The standard is measured by schools' performance on the 2011 West Virginia Educational Standards Test, or Westest 2.
A press release issued by the state Department of Education on Monday begins by saying, "West Virginia students are headed back to class with strong school improvement numbers."
It says the majority of schools showed improvement in the 2010-11 school year.
However, the release goes on to say that of the 692 schools affected by the 2001 law, only 329, or 48 percent, met the "adequate yearly progress" standard.
The other 363 schools, or 52 percent, did not make the cut.
This is down from 81 percent of schools meeting "adequate yearly progress" in 2009-10, according to Liza Cordeiro, a spokeswoman for the education department.
So how can test scores rise and the number of schools meeting the federal standard drop?
The standard is a rising target that becomes more difficult to hit each year. The ultimate goal of the federal law is for all
To meet "adequate yearly progress" this past year, schools had to increase the number of students in each grade level achieving proficiency-level scores on the Westest 2 by 16 percent in every subject area.

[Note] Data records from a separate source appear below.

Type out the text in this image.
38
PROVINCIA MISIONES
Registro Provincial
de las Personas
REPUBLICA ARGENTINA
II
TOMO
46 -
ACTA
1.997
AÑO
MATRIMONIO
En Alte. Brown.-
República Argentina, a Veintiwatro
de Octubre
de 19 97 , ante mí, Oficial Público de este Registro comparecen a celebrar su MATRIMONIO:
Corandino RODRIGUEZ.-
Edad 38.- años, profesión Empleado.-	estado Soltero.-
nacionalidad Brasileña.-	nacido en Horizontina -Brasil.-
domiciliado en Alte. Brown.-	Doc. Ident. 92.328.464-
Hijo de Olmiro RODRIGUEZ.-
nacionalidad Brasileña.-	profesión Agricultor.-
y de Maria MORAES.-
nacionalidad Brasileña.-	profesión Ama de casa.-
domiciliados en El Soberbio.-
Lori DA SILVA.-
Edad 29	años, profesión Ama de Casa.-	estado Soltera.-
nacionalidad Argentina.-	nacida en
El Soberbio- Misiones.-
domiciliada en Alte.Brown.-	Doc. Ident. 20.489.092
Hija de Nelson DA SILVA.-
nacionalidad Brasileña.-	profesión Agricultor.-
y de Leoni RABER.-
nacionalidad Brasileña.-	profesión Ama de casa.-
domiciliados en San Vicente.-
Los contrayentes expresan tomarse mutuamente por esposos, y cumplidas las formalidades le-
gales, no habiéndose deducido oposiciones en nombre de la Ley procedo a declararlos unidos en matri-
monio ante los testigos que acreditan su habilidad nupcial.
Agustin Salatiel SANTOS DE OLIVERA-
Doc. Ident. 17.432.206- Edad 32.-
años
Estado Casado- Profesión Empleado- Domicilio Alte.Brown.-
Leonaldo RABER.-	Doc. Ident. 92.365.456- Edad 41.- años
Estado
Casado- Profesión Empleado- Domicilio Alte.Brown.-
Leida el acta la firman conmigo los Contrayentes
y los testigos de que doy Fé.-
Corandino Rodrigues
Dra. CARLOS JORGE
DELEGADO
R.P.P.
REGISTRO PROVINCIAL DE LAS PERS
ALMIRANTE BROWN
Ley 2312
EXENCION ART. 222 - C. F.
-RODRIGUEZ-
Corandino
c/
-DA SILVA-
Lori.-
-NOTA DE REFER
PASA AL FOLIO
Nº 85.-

Students in grades 3-11 take the test.
The press release notes that a third-grader needed to score 557 on the math section of the test to be considered proficient in 2009-10. That jumped to 581 points in 2010.
The release says that 55 percent of schools showed some improvement in math scores and 77 percent had higher reading and language arts scores.
State Superintendent Jorea Marple says in the release that while a number of schools did not meet "adequate yearly progress," some gains were made.
"What we value in West Virginia is constant improvement and student academic growth," she said.